FATHER FRANK’S LOG: 5th – 12th NOVEMBER
It has been said by Scripture Scholars that in St. Luke’s Gospel Jesus always seems to be going to a meal, at a meal, coming back from a meal, or telling stories about meals, and that has certainly been true this past week when the weekday Gospels for just about every day were about meals. Of course, in the Gospels meals are to do with much more than just food, they are about fellowship, friendship, forgiveness, reconciliation, conversion and love.
I was thinking about the meals I’ve shared in myself, just during this past week. Last Saturday I collected my younger brother and we went to a surprise party being thrown for our sister-in-law’s 70th birthday; this despite the fact that for the past 6 months she has been telling her husband, our Hugh, and all her family that she didn’t want any kind of party at all, and that especially she didn’t want a surprise party. The celebration was being held in my niece’s house, and alongside all the adults there were her six grandchildren and all her grand-nieces and grand-nephews. There were kids running around everywhere and the noise was deafening, but, somehow, they were quietened down for Janet’s arrival, only to reach new decibels when she walked in the door. Janet took it in her stride and, if she was annoyed, she didn’t show it. We then went on to enjoy some beautiful food and, when we could hear ourselves over the kids, very enjoyable conversation; catching-up, telling stories, sharing memories, strengthening family ties, and generally having a good time.
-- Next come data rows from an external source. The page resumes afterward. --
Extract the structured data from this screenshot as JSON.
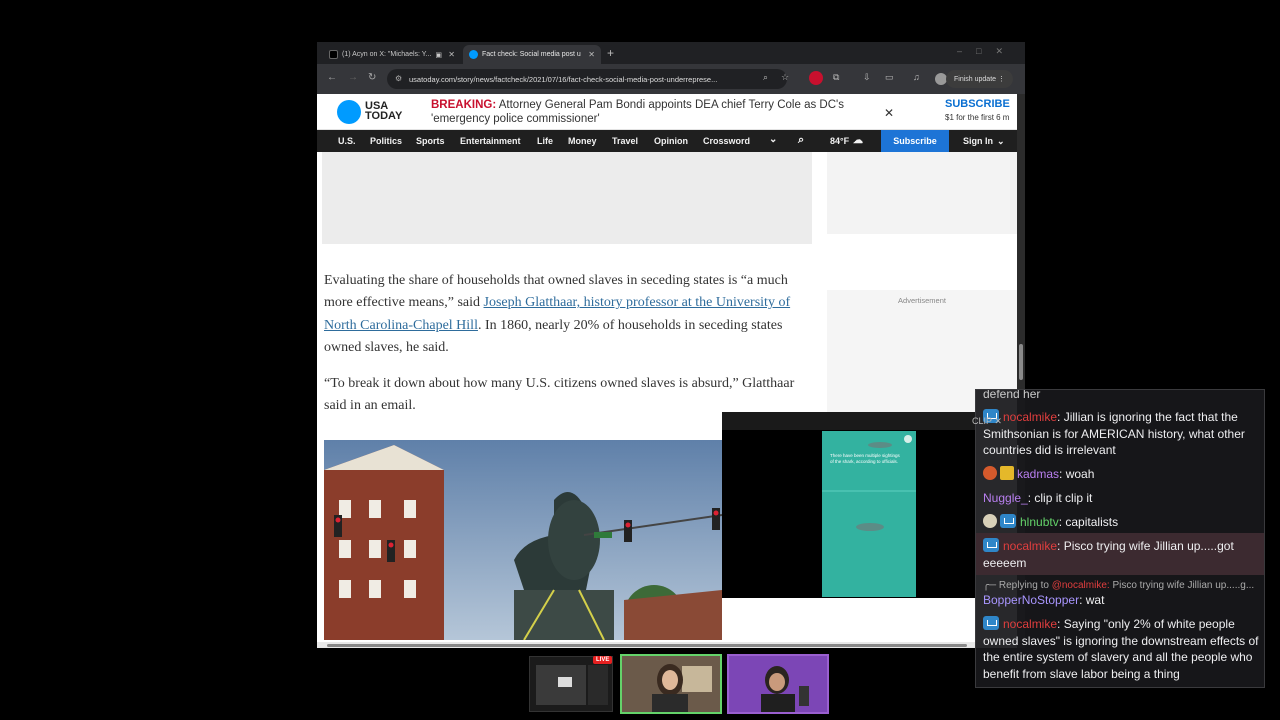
{
  "browser": {
    "tabs": [
      {
        "title": "(1) Acyn on X: \"Michaels: Y...",
        "active": false
      },
      {
        "title": "Fact check: Social media post u",
        "active": true
      }
    ],
    "new_tab": "+",
    "url": "usatoday.com/story/news/factcheck/2021/07/16/fact-check-social-media-post-underreprese...",
    "finish_update": "Finish update"
  },
  "site": {
    "logo": "USA TODAY",
    "breaking_label": "BREAKING:",
    "breaking_text": "Attorney General Pam Bondi appoints DEA chief Terry Cole as DC's 'emergency police commissioner'",
    "subscribe_title": "SUBSCRIBE",
    "subscribe_sub": "$1 for the first 6 m",
    "nav": [
      "U.S.",
      "Politics",
      "Sports",
      "Entertainment",
      "Life",
      "Money",
      "Travel",
      "Opinion",
      "Crossword"
    ],
    "weather": "84°F",
    "nav_subscribe": "Subscribe",
    "sign_in": "Sign In",
    "advertisement": "Advertisement"
  },
  "article": {
    "p1_before": "Evaluating the share of households that owned slaves in seceding states is “a much more effective means,” said ",
    "p1_link": "Joseph Glatthaar, history professor at the University of North Carolina-Chapel Hill",
    "p1_after": ". In 1860, nearly 20% of households in seceding states owned slaves, he said.",
    "p2": "“To break it down about how many U.S. citizens owned slaves is absurd,” Glatthaar said in an email."
  },
  "overlay": {
    "caption": "There have been multiple sightings of the shark, according to officials."
  },
  "chat": {
    "top_fragment": "defend her",
    "messages": [
      {
        "user": "nocalmike",
        "text": "Jillian is ignoring the fact that the Smithsonian is for AMERICAN history, what other countries did is irrelevant"
      },
      {
        "user": "kadmas",
        "text": "woah"
      },
      {
        "user": "Nuggle_",
        "text": "clip it clip it"
      },
      {
        "user": "hlnubtv",
        "text": "capitalists"
      },
      {
        "user": "nocalmike",
        "text": "Pisco trying wife Jillian up.....got eeeeem"
      },
      {
        "user": "BopperNoStopper",
        "text": "wat",
        "reply_prefix": "Replying to",
        "reply_user": "@nocalmike:",
        "reply_text": "Pisco trying wife Jillian up.....g..."
      },
      {
        "user": "nocalmike",
        "text": "Saying \"only 2% of white people owned slaves\" is ignoring the downstream effects of the entire system of slavery and all the people who benefit from slave labor being a thing"
      }
    ],
    "clip_label": "CLIP"
  },
  "stream": {
    "live": "LIVE"
  },
  "colors": {
    "usa_blue": "#009bff",
    "breaking_red": "#c8102e",
    "link_blue": "#2e6c9c",
    "subscribe_blue": "#1d74d6"
  }
}
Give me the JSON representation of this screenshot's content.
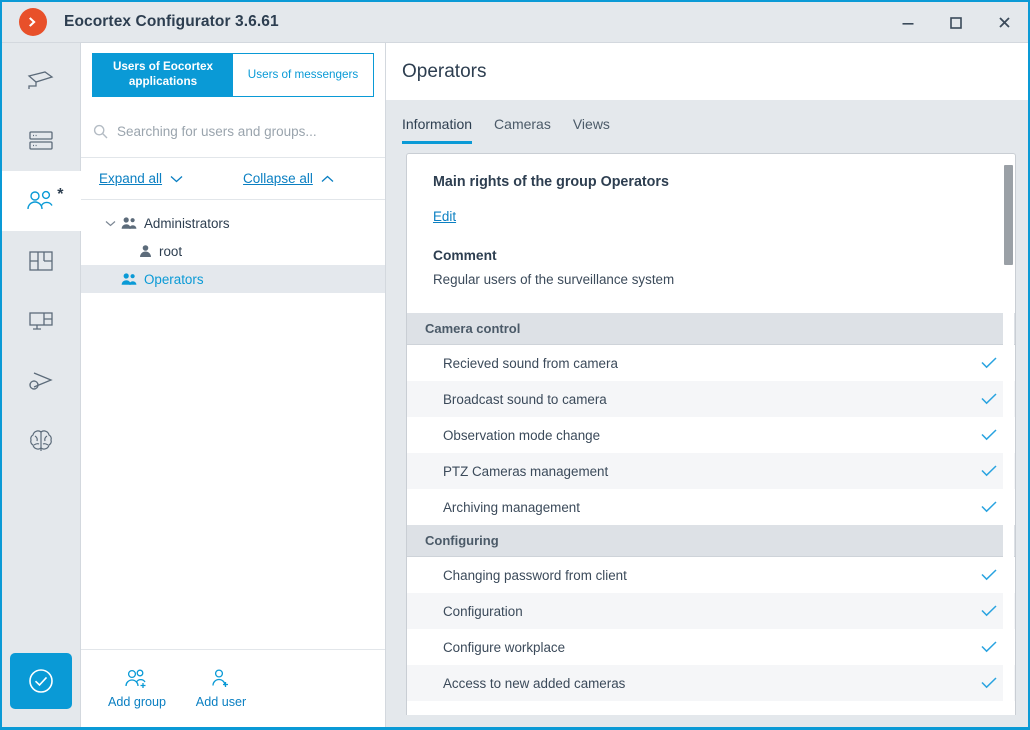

On Sunday I thought I wouldn’t eat very much at all, as I was still feeling a bit stuffed from the night before. After celebrating the 12 o’clock Mass I went back to Bishopbriggs for a bit of a rest before coming back in again for the evening Mass. In the course of the afternoon I caught some very evocative aromas coming from the kitchen as Brother Antony was putting together a lovely stew, and Father Gareth was producing his signature dish, chocolate truffles – most of which he eats himself. So, when we came back from Mass later on we sat down and enjoyed more good food, conversation and laughter, winding down after a busy day, and strengthening our Passionist community bonds.
On Tuesday Father Gareth, Brother Antony and myself, took up an invitation from one of their former lecturers at Heythrop College in London, who is now the new parish priest at St. Aloysius, Father Michael Holman. We walked into town and joined Father Michael and the Jesuit community for lunch, along with the two Spiritans from St. Columba’s, Father Ambrose and Father Dominic; and Father Paul Gargaro from St. Patrick’s in Anderston. Together we are meant to form a cluster of parishes in the Archdiocese. Once again we enjoyed good food and conversation, and explored some ways that we could support each other in the cluster, and also reach out to others, especially to the young people in our parishes, as we have been trying to do here in St. Mungo’s with our Passionist Young Team, and with Brother Antony’s developing chaplaincy ministry in the City of Glasgow College; Strathclyde University and Caledonian University. Once again, around the table, we strengthened ties and created new friendships in the Lord.
Three meals in four days, all very different, but, as with the meals in the Gospel, they were to do with much more than just food, and without a doubt, Christ was the unseen guest at the table on each occasion. Every table can be an altar. Every meal can be a supper at Emmaus.
They worshiped together at the Temple each day, met in homes for the Lord's Supper, and shared their meals with great joy and generosity - all the while praising God and enjoying the goodwill of all the people.